Page 2 of 2

Posted: Wed Apr 05, 2006 8:26 am
by Roja
JAB Creations wrote:Legit - Declares itself as only itself and not something else.
That is a flawed definition. All (except two) normal browsers do so. So by your definition, almost all browsers are not "legit".
JAB Creations wrote:We all know the problem (most won't admit it as a problem) of the Mozilla compatible string in almost every UA.
Its NOT a problem. Its entirely valid.

You are making the assumption that the UA is intented to tell you what the browser is, and nothing else. Thats not at all accurate. The UA is intended to convey which browsing model a browser is using. That can be the Mozilla level, from the 80's and beyond, that can be the IE level, from the 90's and beyond, or it can be the browser itself, based on current practices.

Saying "Mozilla compatible" means many things. It means that it supports Javascript/Ecmascript, for one (whether it is enabled is a different story). That came about when IE entered the market, and people needed an easy way to tell the two apart. When sites started detecting based on a simplistic regex and assumption about the UA, Microsoft changed the UA to include a "Mozilla compatible" tag in their browser UA - because they had added support for Ecmascript.
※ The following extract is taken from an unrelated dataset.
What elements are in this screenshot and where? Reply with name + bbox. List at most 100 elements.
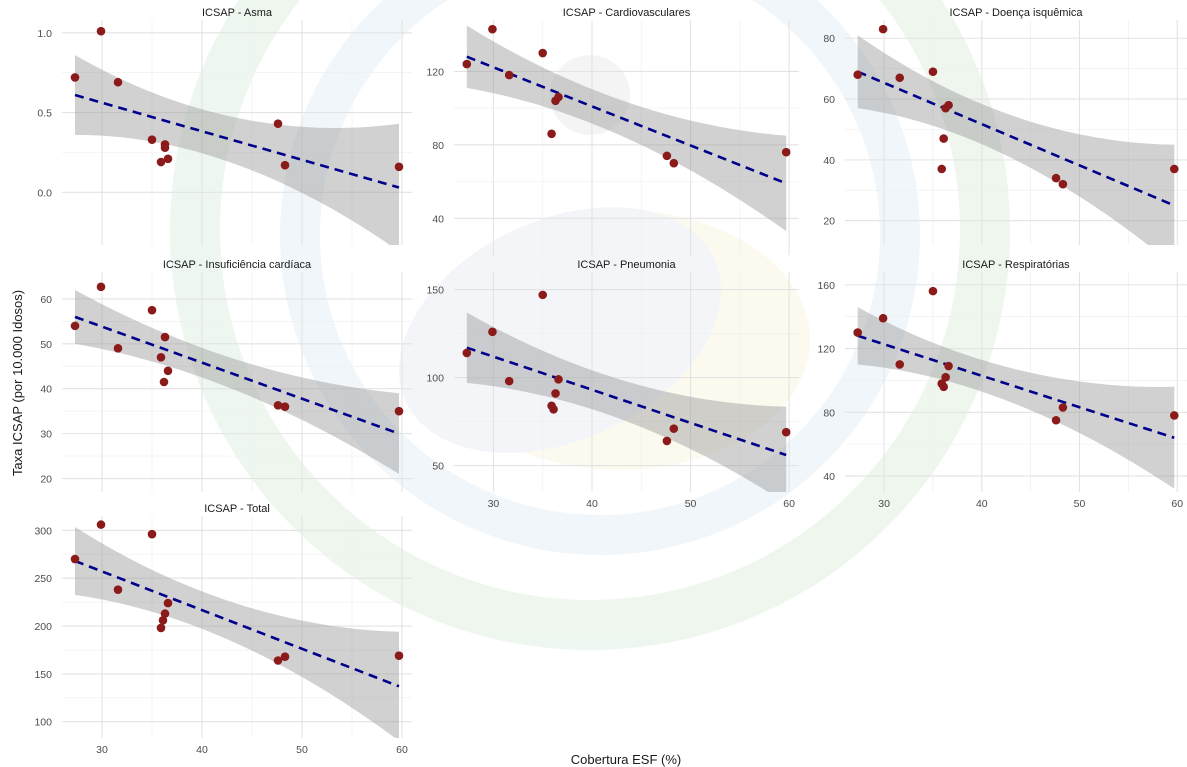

Of course, the war didn't stop there, and still hasn't. Opera had to include "IE"-like tags in their UA because people were feeding it incorrect browser-specific code based on the assumption that it couldn't handle what IE could (when in fact it could).

Which brings us back to the original point of this post. By saying "I want to make assumptions about the UA, and use a simplistic regex", you are causing the very problems we are trying to warn you about.
JAB Creations wrote:If you read the original useragent string I specified the exact spider name as the other string.
And doing THAT - checking for the spider name (not the other UA elements) - is an effective method for detecting spiders, and the one that most code uses.
JAB Creations wrote:If MSIE was detected as true but not the spider then nothing happens to any application with MSIE in it's UA string. So it would only effect UAs I target.
You could (more reliably, more easily) simply detect for the spider name.
JAB Creations wrote:Now the concern would be valid if I was trying to block UAs because I did not like Mozilla in IE's UA string. But I'm not doing that.
According to your wording, and your definition of "Legit" you are. Thats why we kept asking questions. Thats why you continue to confuse and confound! :)
JAB Creations wrote:I define legit bots by those with their name (and not another bot/browser's name) and a valid and working URL. While the original UA does not have a URL in the UA it was easy to find online so it's legit.
Now you've chosen a different definition, and you are heading closer to a good choice (imho). The "not another bot/browser's name" part doesn't matter at all, and doesn't help determine anything. Once again, (almost) all browsers use another bot/browser's name in their UA, so that is a red herring. It will only confuse the logic.

Focus on the rest - define legit bots by those with their name and a valid and working URL.

With that definition, detection is easy. You check if it has an URL (and check the url), and check if it has a match of a list of spider names.

If you had a clear definition of what you wanted when you first posted, and had been consistent in that definition (it has changed three times now), we could have helped you easier.